CMO use to grow despite Big Biopharma's in-house spend, say experts

By Dan Stanton

- Last updated on GMT

Big Pharma: outsourcing or investing in-house?
Big Pharma: outsourcing or investing in-house?

Related tags Manufacturing

Third-party manufacturers anxious about Big Biopharma investments and downbeat industry reports can relax as experts concur “it’s a time of growth for biopharmaceutical outsourcing.”

Amgen opened its $200m (€160m) biologics plant​ last week on the same complex in Singapore where AbbVie and Novartis are constructing their own biomanufacturing facilities​, and with Big Biopharma continuing to invest in its own capacities to support its biologics pipelines, there may be alarm bells ringing across the contract manufacturing industry.

At a recent industry conference​, Novartis’ head of global tech operations, Juan Andres, spoke of how the Swiss firm would continue to invest in its complex manufacturing technologies as “those things are going to be more problematic to outsource,” ​mirroring the views of Janssen and Eli Lilly, which have both told this publication they are more prone to invest in their own capabilities for biologics.

An industry report from PharmSource last month​ brought further gloom to CMOs, saying Big Pharma's current outsourcing level of 25-30% is unlikely to increase as companies would rather “make than buy”​ biologics. Despite this, the report said small biotechs and virtual biopharmas would continue to rely on third-parties, and Stacie Ropka, an IP litigation lawyer from Axinn, Veltrop & Harkrider was also upbeat about the CMO industry.

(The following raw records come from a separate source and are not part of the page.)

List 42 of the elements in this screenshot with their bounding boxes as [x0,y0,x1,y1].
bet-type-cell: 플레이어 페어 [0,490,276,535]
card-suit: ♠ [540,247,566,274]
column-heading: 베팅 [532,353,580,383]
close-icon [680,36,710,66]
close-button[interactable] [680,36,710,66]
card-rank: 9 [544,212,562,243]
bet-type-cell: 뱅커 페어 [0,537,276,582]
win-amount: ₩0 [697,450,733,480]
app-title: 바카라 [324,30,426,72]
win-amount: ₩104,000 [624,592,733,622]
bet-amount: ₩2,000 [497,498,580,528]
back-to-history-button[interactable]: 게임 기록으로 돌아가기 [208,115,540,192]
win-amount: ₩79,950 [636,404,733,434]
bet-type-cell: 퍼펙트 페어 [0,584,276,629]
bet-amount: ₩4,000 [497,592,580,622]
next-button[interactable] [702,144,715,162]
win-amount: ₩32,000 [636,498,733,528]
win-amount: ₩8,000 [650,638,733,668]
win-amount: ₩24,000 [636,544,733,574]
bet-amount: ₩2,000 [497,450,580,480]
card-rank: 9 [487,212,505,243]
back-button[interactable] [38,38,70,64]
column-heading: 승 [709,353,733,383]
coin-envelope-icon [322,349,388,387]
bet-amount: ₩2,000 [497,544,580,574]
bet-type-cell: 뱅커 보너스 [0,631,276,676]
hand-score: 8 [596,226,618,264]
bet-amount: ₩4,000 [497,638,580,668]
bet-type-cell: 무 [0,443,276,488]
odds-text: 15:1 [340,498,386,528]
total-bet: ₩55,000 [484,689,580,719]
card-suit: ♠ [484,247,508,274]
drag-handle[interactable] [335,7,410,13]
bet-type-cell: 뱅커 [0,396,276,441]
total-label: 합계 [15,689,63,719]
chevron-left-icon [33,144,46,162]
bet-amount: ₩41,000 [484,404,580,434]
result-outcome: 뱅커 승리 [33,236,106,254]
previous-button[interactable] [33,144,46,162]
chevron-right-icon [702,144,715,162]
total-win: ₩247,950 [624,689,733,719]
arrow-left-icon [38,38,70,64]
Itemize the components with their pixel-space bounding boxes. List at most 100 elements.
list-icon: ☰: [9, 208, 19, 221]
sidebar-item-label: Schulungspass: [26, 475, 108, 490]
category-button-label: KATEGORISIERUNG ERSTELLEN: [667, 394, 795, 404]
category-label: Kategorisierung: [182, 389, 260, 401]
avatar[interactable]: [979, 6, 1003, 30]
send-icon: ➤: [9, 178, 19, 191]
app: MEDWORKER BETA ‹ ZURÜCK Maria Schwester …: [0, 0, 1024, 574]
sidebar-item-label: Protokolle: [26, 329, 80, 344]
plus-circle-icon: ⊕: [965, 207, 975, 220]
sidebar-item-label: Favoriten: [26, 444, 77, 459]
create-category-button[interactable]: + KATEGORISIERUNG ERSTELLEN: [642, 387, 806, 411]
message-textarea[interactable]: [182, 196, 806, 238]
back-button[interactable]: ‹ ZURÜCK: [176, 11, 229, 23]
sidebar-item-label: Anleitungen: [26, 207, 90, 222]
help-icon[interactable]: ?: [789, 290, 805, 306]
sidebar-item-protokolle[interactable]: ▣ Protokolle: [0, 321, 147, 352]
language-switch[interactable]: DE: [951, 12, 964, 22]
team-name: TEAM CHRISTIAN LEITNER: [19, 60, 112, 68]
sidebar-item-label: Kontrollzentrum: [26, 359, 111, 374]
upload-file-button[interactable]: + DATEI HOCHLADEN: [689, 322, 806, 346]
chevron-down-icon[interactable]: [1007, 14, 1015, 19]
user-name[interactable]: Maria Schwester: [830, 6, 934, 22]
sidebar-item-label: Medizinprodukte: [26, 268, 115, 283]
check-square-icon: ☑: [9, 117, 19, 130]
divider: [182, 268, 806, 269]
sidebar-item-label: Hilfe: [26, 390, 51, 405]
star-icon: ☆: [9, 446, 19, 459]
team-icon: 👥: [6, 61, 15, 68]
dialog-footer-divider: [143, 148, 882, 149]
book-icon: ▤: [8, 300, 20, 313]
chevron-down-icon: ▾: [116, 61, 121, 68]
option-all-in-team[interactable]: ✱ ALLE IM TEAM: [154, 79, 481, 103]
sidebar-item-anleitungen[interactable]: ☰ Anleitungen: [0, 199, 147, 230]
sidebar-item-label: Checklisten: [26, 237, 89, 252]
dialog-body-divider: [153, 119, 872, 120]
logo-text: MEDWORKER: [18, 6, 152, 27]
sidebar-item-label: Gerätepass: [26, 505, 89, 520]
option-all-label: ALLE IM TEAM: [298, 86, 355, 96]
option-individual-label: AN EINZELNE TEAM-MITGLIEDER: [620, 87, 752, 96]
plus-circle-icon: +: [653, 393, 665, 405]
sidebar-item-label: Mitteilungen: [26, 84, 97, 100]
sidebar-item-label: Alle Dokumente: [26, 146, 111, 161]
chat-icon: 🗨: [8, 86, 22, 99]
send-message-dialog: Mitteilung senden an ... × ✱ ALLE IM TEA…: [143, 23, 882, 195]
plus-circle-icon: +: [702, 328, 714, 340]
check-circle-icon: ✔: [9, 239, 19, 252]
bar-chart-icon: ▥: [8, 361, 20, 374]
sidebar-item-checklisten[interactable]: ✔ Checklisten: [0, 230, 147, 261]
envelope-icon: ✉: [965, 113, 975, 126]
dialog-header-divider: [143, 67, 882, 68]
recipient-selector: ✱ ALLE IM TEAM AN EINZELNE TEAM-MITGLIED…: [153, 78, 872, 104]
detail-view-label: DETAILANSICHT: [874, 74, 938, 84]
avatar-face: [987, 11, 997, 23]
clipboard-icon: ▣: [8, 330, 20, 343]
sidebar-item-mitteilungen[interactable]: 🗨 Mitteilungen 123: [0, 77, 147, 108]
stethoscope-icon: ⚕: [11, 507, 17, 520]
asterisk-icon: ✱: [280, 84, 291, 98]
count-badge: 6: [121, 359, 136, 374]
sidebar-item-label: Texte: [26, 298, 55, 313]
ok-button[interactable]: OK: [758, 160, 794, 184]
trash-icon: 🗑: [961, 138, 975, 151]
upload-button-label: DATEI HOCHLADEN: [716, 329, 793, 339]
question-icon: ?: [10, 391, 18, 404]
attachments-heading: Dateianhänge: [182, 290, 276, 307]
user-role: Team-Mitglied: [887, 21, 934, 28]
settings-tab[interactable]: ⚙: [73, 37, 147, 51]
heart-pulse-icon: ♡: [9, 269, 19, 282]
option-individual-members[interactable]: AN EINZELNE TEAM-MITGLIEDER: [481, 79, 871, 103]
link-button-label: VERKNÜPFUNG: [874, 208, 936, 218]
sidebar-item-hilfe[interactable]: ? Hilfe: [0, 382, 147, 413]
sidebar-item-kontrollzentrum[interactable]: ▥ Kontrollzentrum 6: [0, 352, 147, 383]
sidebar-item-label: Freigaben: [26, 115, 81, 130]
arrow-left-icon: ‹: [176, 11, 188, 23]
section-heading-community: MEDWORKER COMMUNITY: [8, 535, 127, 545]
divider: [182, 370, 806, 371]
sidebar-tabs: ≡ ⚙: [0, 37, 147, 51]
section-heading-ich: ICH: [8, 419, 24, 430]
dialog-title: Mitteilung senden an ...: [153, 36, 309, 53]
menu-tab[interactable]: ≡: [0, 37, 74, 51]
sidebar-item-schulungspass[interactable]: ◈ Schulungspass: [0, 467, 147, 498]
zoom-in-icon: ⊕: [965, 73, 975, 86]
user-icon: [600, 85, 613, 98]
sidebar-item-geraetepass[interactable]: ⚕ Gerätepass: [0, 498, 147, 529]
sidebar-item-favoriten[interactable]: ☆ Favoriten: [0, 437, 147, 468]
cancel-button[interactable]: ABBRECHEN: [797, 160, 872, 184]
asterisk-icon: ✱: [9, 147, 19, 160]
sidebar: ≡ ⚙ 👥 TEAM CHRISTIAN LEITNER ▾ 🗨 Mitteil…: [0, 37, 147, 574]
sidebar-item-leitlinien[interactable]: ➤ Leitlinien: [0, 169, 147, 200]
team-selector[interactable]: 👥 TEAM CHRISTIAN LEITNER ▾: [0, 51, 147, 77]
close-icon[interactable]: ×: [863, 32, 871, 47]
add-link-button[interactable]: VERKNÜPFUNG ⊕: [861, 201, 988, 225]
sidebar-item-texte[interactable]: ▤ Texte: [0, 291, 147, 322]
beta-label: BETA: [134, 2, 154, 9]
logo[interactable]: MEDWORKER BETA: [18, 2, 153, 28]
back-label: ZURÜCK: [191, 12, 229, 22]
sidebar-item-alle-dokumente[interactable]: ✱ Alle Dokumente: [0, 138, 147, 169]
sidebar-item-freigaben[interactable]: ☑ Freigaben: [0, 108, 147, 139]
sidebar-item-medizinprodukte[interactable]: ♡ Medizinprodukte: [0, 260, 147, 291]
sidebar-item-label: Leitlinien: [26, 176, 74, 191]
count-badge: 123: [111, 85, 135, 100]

“Big Pharma has made investments in manufacturing to allow them to manufacture biologics in-house as have the larger generics, but there is still a place for CMOs, particularly during down-stream development where manufacturing processes are developed but then might be brought in-house for final scale-up,” ​she told Biopharma-Reporter.com.

Eric Langer, Managing Partner of industry analysis firm BioPlan Associates, added results from the ‘11th Annual Report and Survey of Biopharmaceutical Manufacturing Capacity and Production’ showed in-house facilities were increasingly outsourcing operations including toxicity testing, fill/finish operations and validation services.

Furthermore, outsourcing is likely to “take on a higher-value dimension that puts cost behind other considerations,”​ he added, encouraged by the advent of biosimilars, and “all in all, it’s a time of growth for biopharmaceutical outsourcing.”

Meanwhile, CMOs themselves are continuing to invest in biologics capabilities: Catalent quadrupled its biologics offering last year​, Patheon propelled itself into the biomanufacturing market in August​ with its acquisition of Gallus Biopharmaceuticals, while Lonza continues to invest​.

IP Protection and Biosimilars

Controlling the supply chain and minimising the risk of complex manufacturing have been cited by Big Biopharma as reasons for investing in-house. However, we asked Ropka whether companies were reluctant to outsource due to the security of their intellectual property.

“The agreements prevent third parties from using the process to manufacture other biologics,”​ she said, but “if a third party used the IP protected process to make a biosimilar, it would be easier to enforce because the biosimilar applicant must turn over the manufacturing process once there is application acceptance by FDA. Of course, current Sandoz litigation is testing this provision of the BPCIA [Biologics Price Competition and Innovation Act] right now.”

At the Biological Production Forum in Dublin, Ireland, earlier this year Ron Branning, VP Corporate QA at Gilead Sciences, spoke of IP concerns relating to the cancer drug Avastin (bevacizumab) in a previous role at Roche's Genentech.

By being caught off guard by the US FDA’s approval of Avastin in 2004, Genentech needed greater commercial capacity. “The problem was that by fitting out [Genentech’s] San Francisco plant, we had to move out three commercial products to CMOs,” ​he told delegates.

“So we taught Lonza, Novartis and Genetics Institute - now part of Pfizer - how to manufacture our 3 largest oncology products, so as it turns out we in essence gave away our IP by doing a technology transfer out of necessity.”